A Ação de Deus (Gênesis 15:17): Ocorre o momento mais crucial da aliança. Abraão, adormecido, é uma testemunha passiva do que acontece a seguir:

"E sucedeu que, posto o sol, houve densas trevas; e eis um fogareiro fumegante e uma tocha de fogo, que passaram por entre aqueles pedaços." (Gênesis 15:17)

A Interpretação Teológica: Deus Assume a Penalidade

O fogareiro fumegante e a tocha de fogo são uma teofania (uma manifestação visível de Deus, assim como a coluna de fogo no Êxodo ou a sarça ardente).

No ritual padrão, ambas as partes deveriam caminhar pelo caminho de sangue. No entanto, em Gênesis 15, Abraão (a parte humana, a parte menor, a parte que inevitavelmente falhará) está adormecido. Somente Deus passa entre as peças.

O significado teológico é profundo:

* Deus não está apenas fazendo Sua promessa ("Eu cumprirei minha parte").

* Ao passar sozinho, Deus está assumindo unilateralmente ambos os lados do juramento. Ele está tomando o lugar de Abraão.

* Deus está efetivamente dizendo: "Eu juro por mim mesmo. Eu cumprirei Minha promessa de bênção. E se esta aliança for quebrada – não 'se Eu a quebrar', mas 'se ela for quebrada' (por você, Abraão, ou seus descendentes) – Eu assumirei a penalidade. Que o que aconteceu a estes animais aconteça a Mim. Eu pagarei. Eu morrerei."

Vários acadêmicos e teólogos articulam essa visão. O historiador bíblico Ray Vander Laan explica que Deus, sabendo que Abraão e seus descendentes não poderiam guardar a aliança perfeitamente, "efetivamente disse: 'Se ou você ou Eu quebrar esta aliança, Eu pagarei por ela com Meu próprio sangue'".

O proeminente teólogo do Antigo Testamento, Walter Brueggemann, ao comentar sobre Gênesis 15, observa a natureza radical deste ato. Ele sugere que, para Deus (que não pode morrer) fazer tal juramento, "teria que significar que Deus encontraria uma maneira de morrer... para manter a promessa".

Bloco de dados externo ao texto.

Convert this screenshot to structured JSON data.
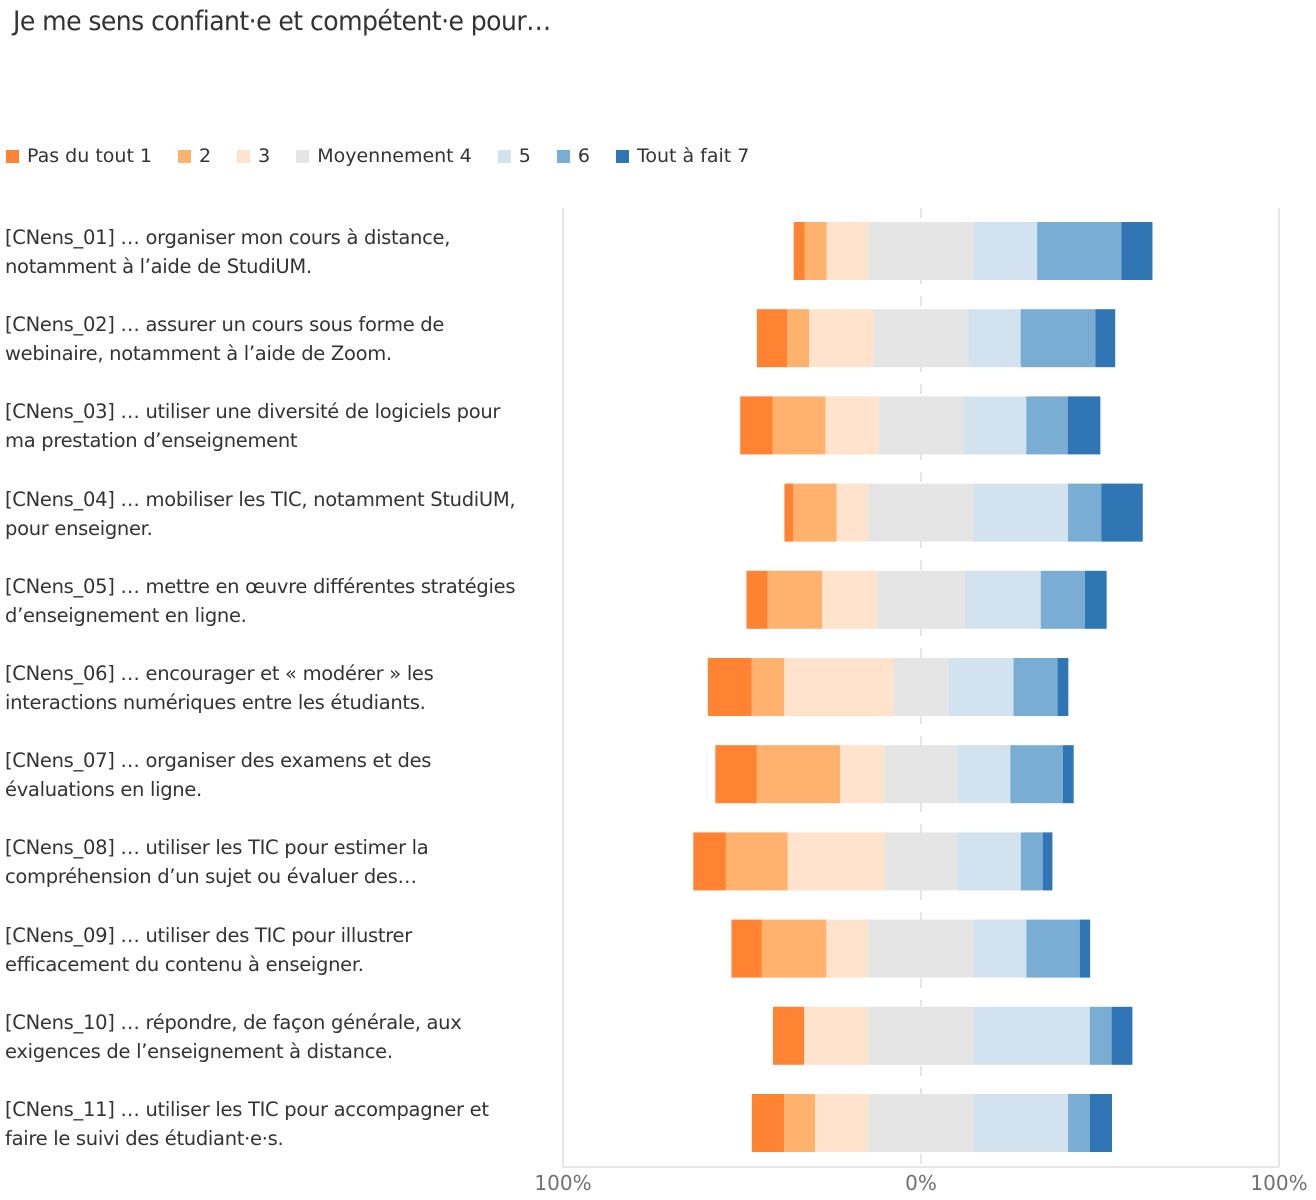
{
  "chart_data": {
    "type": "bar",
    "subtype": "diverging-stacked-horizontal",
    "title": "Je me sens confiant·e et compétent·e pour…",
    "xlabel": "",
    "ylabel": "",
    "xlim": [
      -100,
      100
    ],
    "x_ticks": [
      "100%",
      "0%",
      "100%"
    ],
    "legend_position": "top-left",
    "grid": "vertical lines at -100%, 0%, 100%",
    "neutral_category_index": 3,
    "series": [
      {
        "name": "Pas du tout 1",
        "color": "#FF8333"
      },
      {
        "name": "2",
        "color": "#FFB26E"
      },
      {
        "name": "3",
        "color": "#FFE3CD"
      },
      {
        "name": "Moyennement 4",
        "color": "#E5E5E5"
      },
      {
        "name": "5",
        "color": "#D2E3EF"
      },
      {
        "name": "6",
        "color": "#7AADD3"
      },
      {
        "name": "Tout à fait 7",
        "color": "#3076B4"
      }
    ],
    "categories": [
      "[CNens_01] … organiser mon cours à distance, notamment à l’aide de StudiUM.",
      "[CNens_02] … assurer un cours sous forme de webinaire, notamment à l’aide de Zoom.",
      "[CNens_03] … utiliser une diversité de logiciels pour ma prestation d’enseignement",
      "[CNens_04] … mobiliser les TIC, notamment StudiUM, pour enseigner.",
      "[CNens_05] … mettre en œuvre différentes stratégies d’enseignement en ligne.",
      "[CNens_06] … encourager et « modérer » les interactions numériques entre les étudiants.",
      "[CNens_07] … organiser des examens et des évaluations en ligne.",
      "[CNens_08] … utiliser les TIC pour estimer la compréhension d’un sujet ou évaluer des…",
      "[CNens_09] … utiliser des TIC pour illustrer efficacement du contenu à enseigner.",
      "[CNens_10] … répondre, de façon générale, aux exigences de l’enseignement à distance.",
      "[CNens_11] … utiliser les TIC pour accompagner et faire le suivi des étudiant·e·s."
    ],
    "values_percent": [
      [
        3.1,
        6.1,
        11.6,
        29.5,
        17.7,
        23.5,
        8.7
      ],
      [
        8.5,
        6.1,
        18.0,
        26.5,
        14.6,
        20.9,
        5.5
      ],
      [
        9.1,
        14.7,
        14.9,
        23.6,
        17.6,
        11.6,
        9.1
      ],
      [
        2.4,
        12.2,
        8.8,
        29.5,
        26.3,
        9.3,
        11.6
      ],
      [
        5.9,
        15.2,
        15.4,
        24.5,
        21.2,
        12.3,
        6.1
      ],
      [
        12.2,
        9.1,
        30.6,
        15.3,
        18.2,
        12.3,
        3.0
      ],
      [
        11.6,
        23.3,
        12.3,
        20.5,
        14.7,
        14.7,
        3.0
      ],
      [
        9.1,
        17.3,
        27.0,
        20.4,
        17.7,
        6.1,
        2.7
      ],
      [
        8.5,
        18.0,
        11.7,
        29.5,
        14.7,
        14.9,
        2.9
      ],
      [
        8.7,
        0.0,
        17.9,
        29.5,
        32.4,
        6.1,
        5.8
      ],
      [
        9.0,
        8.7,
        14.8,
        29.5,
        26.3,
        6.1,
        6.2
      ]
    ]
  },
  "labels": [
    [
      "[CNens_01] … organiser mon cours à distance,",
      "notamment à l’aide de StudiUM."
    ],
    [
      "[CNens_02] … assurer un cours sous forme de",
      "webinaire, notamment à l’aide de Zoom."
    ],
    [
      "[CNens_03] … utiliser une diversité de logiciels pour",
      "ma prestation d’enseignement"
    ],
    [
      "[CNens_04] … mobiliser les TIC, notamment StudiUM,",
      "pour enseigner."
    ],
    [
      "[CNens_05] … mettre en œuvre différentes stratégies",
      "d’enseignement en ligne."
    ],
    [
      "[CNens_06] … encourager et « modérer » les",
      "interactions numériques entre les étudiants."
    ],
    [
      "[CNens_07] … organiser des examens et des",
      "évaluations en ligne."
    ],
    [
      "[CNens_08] … utiliser les TIC pour estimer la",
      "compréhension d’un sujet ou évaluer des…"
    ],
    [
      "[CNens_09] … utiliser des TIC pour illustrer",
      "efficacement du contenu à enseigner."
    ],
    [
      "[CNens_10] … répondre, de façon générale, aux",
      "exigences de l’enseignement à distance."
    ],
    [
      "[CNens_11] … utiliser les TIC pour accompagner et",
      "faire le suivi des étudiant·e·s."
    ]
  ]
}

O Cumprimento: A Morte do Messias

A história bíblica subsequente é o registro da falha humana em manter a aliança (o pecado de Israel e de toda a humanidade). A penalidade da aliança, a morte (conforme simbolizado pelos animais e afirmado em Jeremias 34), tornou-se devida.

A morte de Jesus na cruz é, portanto, interpretada como o cumprimento literal daquele juramento. É Deus, encarnado como o Messias, "caminhando pelo caminho de sangue" em favor da humanidade. Ele se torna o sacrifício, pagando a penalidade da aliança quebrada para que a promessa da bênção de Deus a Abraão pudesse ser mantida e estendida a todas as nações.